John Litten:I would like to have been closer to my twin sons too. My children are in their late 30s. Because of the frequency of my treatments, for the first year I tried flying back and forth from Alaska to Phoenix for my treatments, and then finally the expense of the flights just got to be too great. I was forced into making the decision that I should just relocate down here. I’ve been living here relatively close to your services for going on 10 years. Yes, it would’ve been nice to have the personal hugs and touches of your family, as opposed to being able to do it over the telephone. I’m very blessed. My family has always been very close. I can feel the love through the phone.
They’ve never once given me anything other than encouragement. You’re doing the right thing, Dad. I’m glad you’re where you are. We miss you, but the proof is in the pudding.
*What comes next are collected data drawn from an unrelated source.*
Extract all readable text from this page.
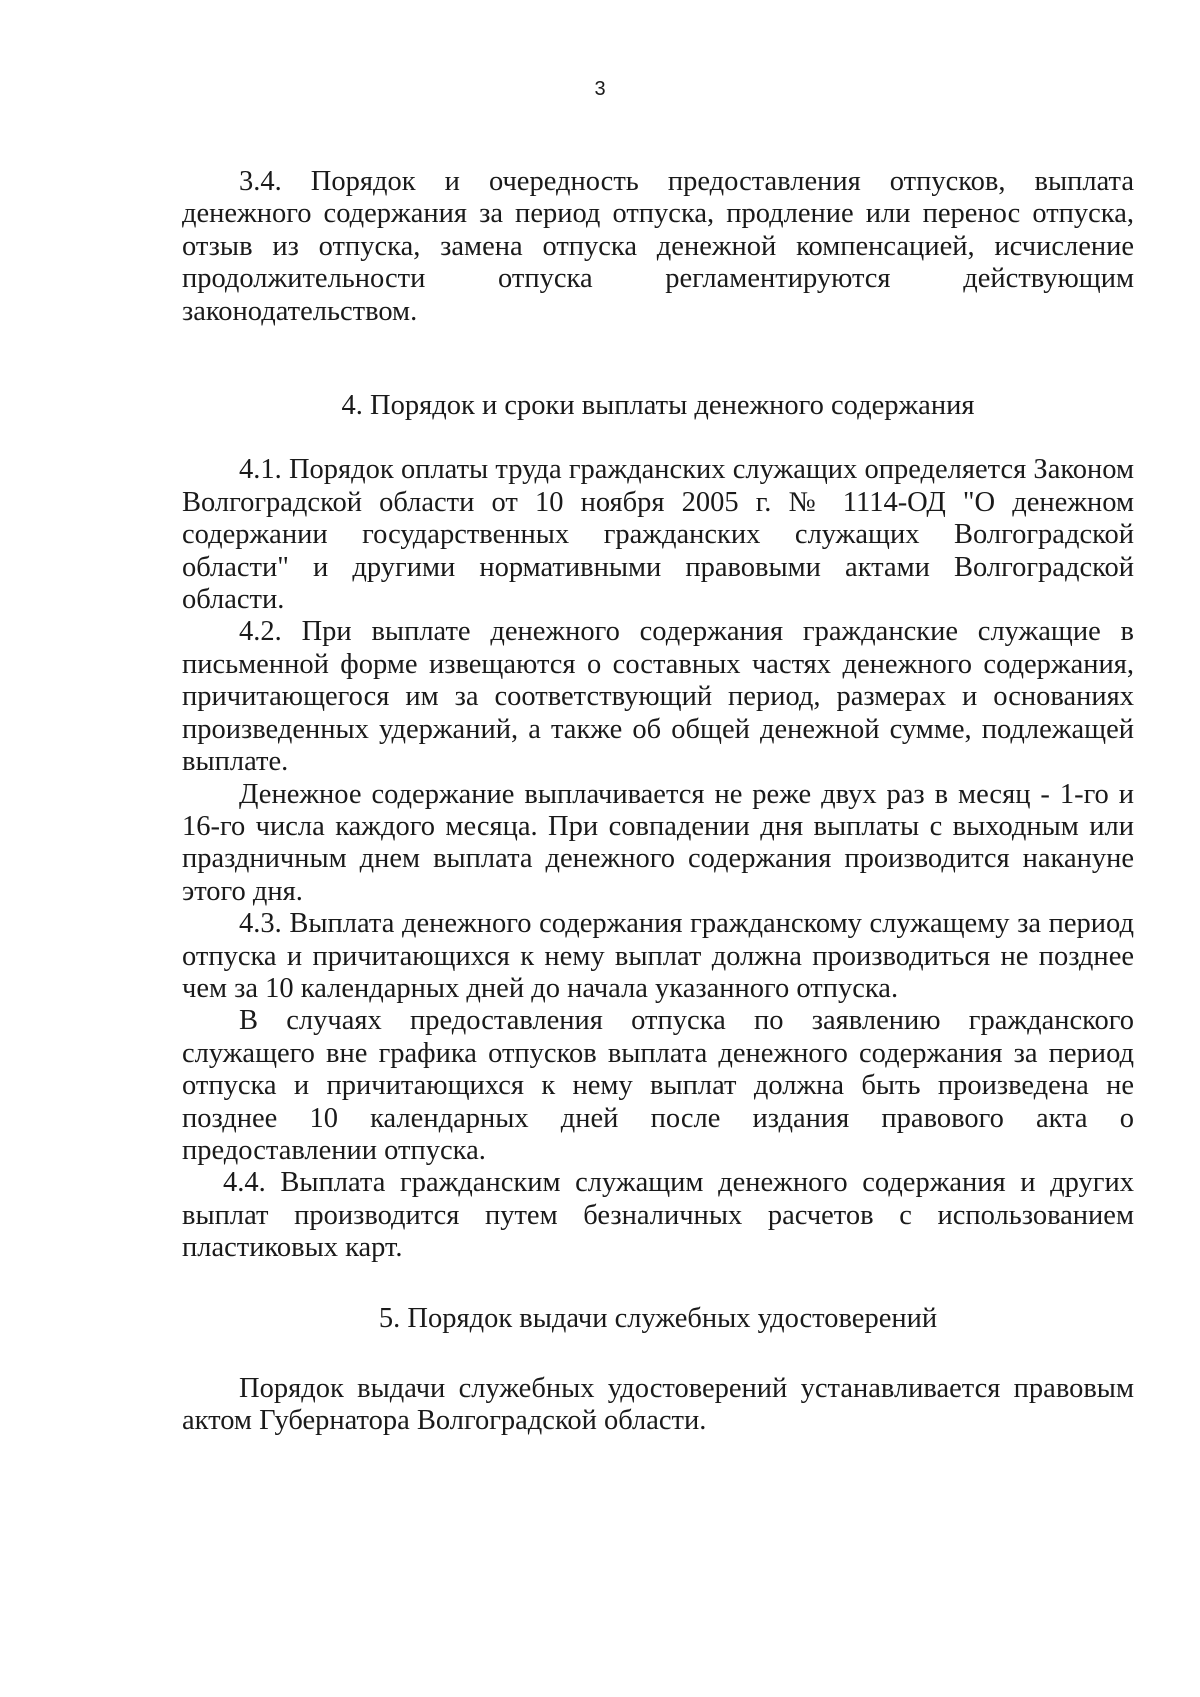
3

3.4. Порядок и очередность предоставления отпусков, выплата денежного содержания за период отпуска, продление или перенос отпуска, отзыв из отпуска, замена отпуска денежной компенсацией, исчисление продолжительности отпуска регламентируются действующим законодательством.

4. Порядок и сроки выплаты денежного содержания

4.1. Порядок оплаты труда гражданских служащих определяется Законом Волгоградской области от 10 ноября 2005 г. № 1114-ОД "О денежном содержании государственных гражданских служащих Волгоградской области" и другими нормативными правовыми актами Волгоградской области.

4.2. При выплате денежного содержания гражданские служащие в письменной форме извещаются о составных частях денежного содержания, причитающегося им за соответствующий период, размерах и основаниях произведенных удержаний, а также об общей денежной сумме, подлежащей выплате.

Денежное содержание выплачивается не реже двух раз в месяц - 1-го и 16-го числа каждого месяца. При совпадении дня выплаты с выходным или праздничным днем выплата денежного содержания производится накануне этого дня.

4.3. Выплата денежного содержания гражданскому служащему за период отпуска и причитающихся к нему выплат должна производиться не позднее чем за 10 календарных дней до начала указанного отпуска.

В случаях предоставления отпуска по заявлению гражданского служащего вне графика отпусков выплата денежного содержания за период отпуска и причитающихся к нему выплат должна быть произведена не позднее 10 календарных дней после издания правового акта о предоставлении отпуска.

4.4. Выплата гражданским служащим денежного содержания и других выплат производится путем безналичных расчетов с использованием пластиковых карт.

5. Порядок выдачи служебных удостоверений

Порядок выдачи служебных удостоверений устанавливается правовым актом Губернатора Волгоградской области.
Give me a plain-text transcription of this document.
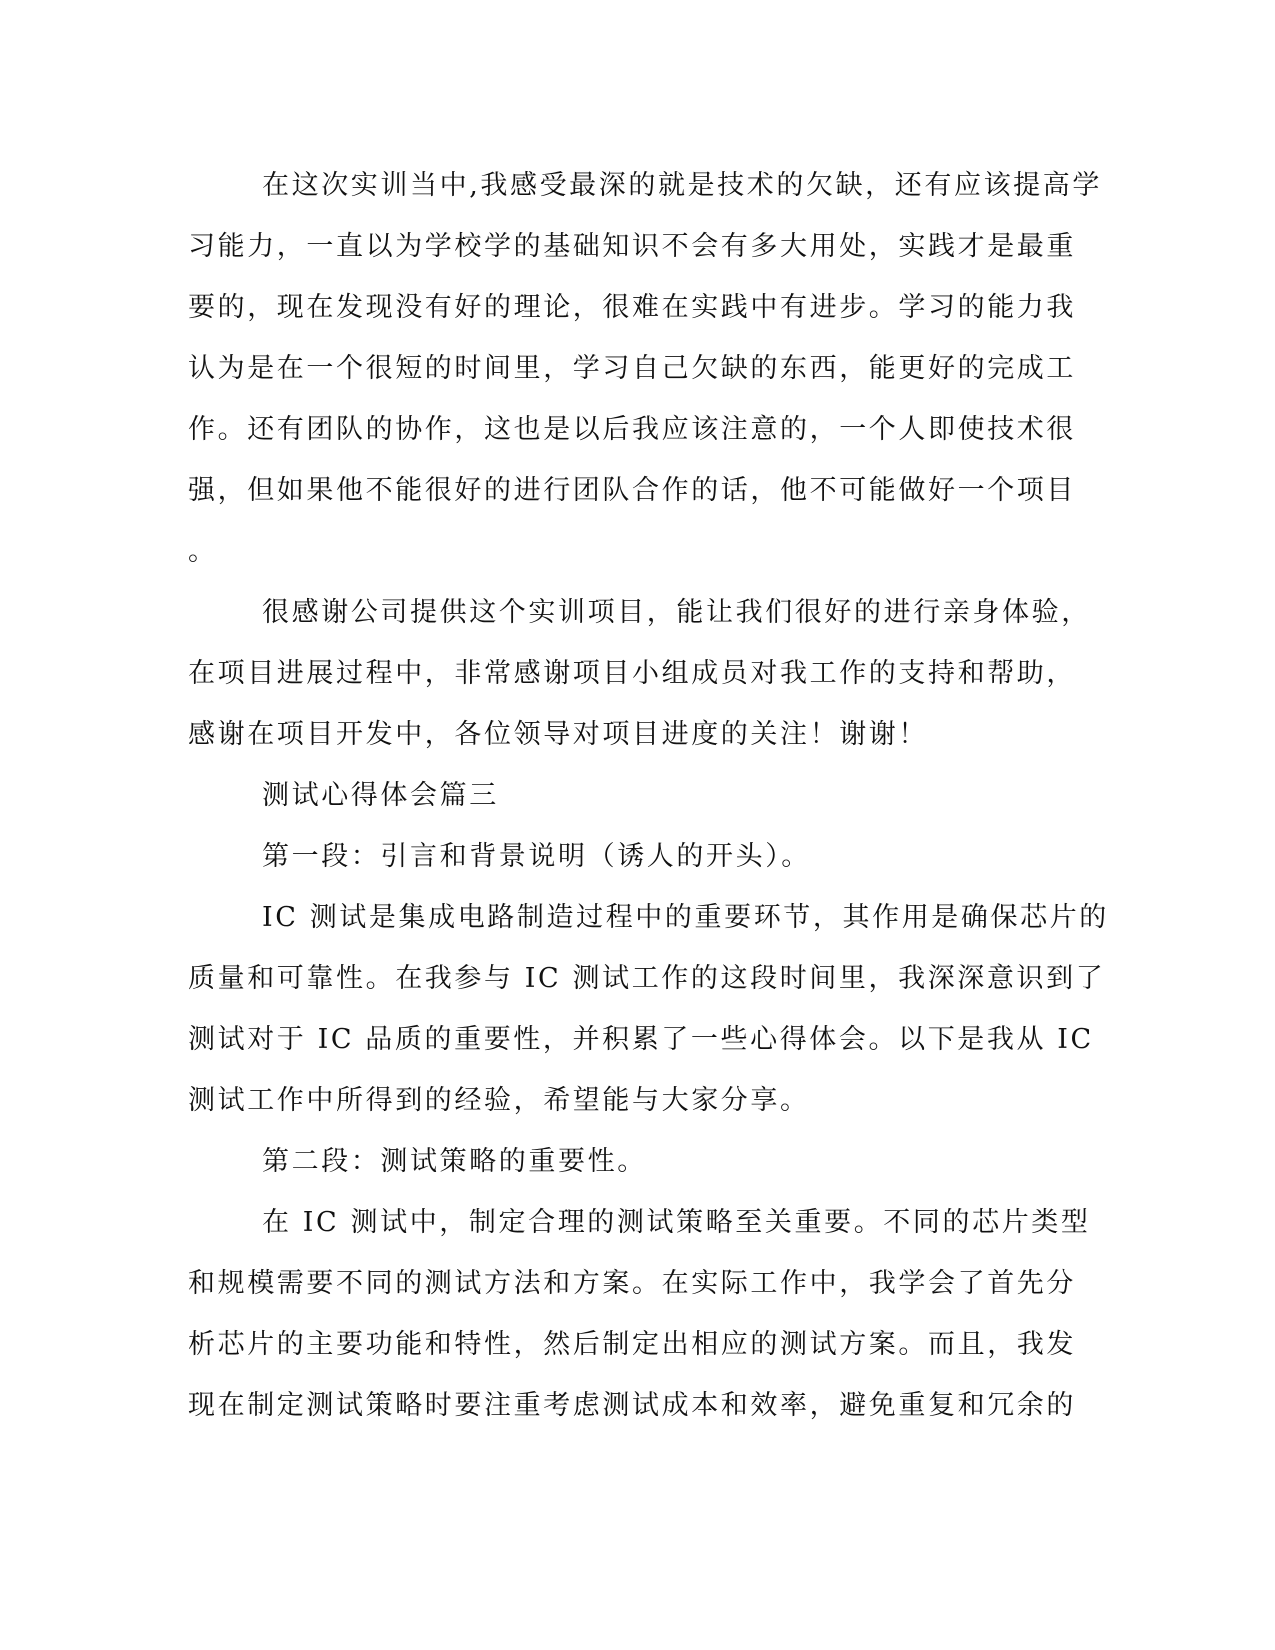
在这次实训当中,我感受最深的就是技术的欠缺，还有应该提高学
习能力，一直以为学校学的基础知识不会有多大用处，实践才是最重
要的，现在发现没有好的理论，很难在实践中有进步。学习的能力我
认为是在一个很短的时间里，学习自己欠缺的东西，能更好的完成工
作。还有团队的协作，这也是以后我应该注意的，一个人即使技术很
强，但如果他不能很好的进行团队合作的话，他不可能做好一个项目
。
很感谢公司提供这个实训项目，能让我们很好的进行亲身体验，
在项目进展过程中，非常感谢项目小组成员对我工作的支持和帮助，
感谢在项目开发中，各位领导对项目进度的关注！谢谢！
测试心得体会篇三
第一段：引言和背景说明（诱人的开头）。
IC 测试是集成电路制造过程中的重要环节，其作用是确保芯片的
质量和可靠性。在我参与 IC 测试工作的这段时间里，我深深意识到了
测试对于 IC 品质的重要性，并积累了一些心得体会。以下是我从 IC
测试工作中所得到的经验，希望能与大家分享。
第二段：测试策略的重要性。
在 IC 测试中，制定合理的测试策略至关重要。不同的芯片类型
和规模需要不同的测试方法和方案。在实际工作中，我学会了首先分
析芯片的主要功能和特性，然后制定出相应的测试方案。而且，我发
现在制定测试策略时要注重考虑测试成本和效率，避免重复和冗余的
The proof is in what has transpired with me—eight years ago saying I had at least three to five years to live. Well, here I am eight years later, and I feel as healthy as a horse. I wish I could control my weight a little more, but I have a great appetite. There are upsides and downsides, but nothing that I can point a finger to that would tell me that I should have done something differently. I really think that these new genetic treatments are the answer for some prolonged treatments for most of you who are out there under the same conditions that I am with the metastatic prostate cancer. I really believe in that.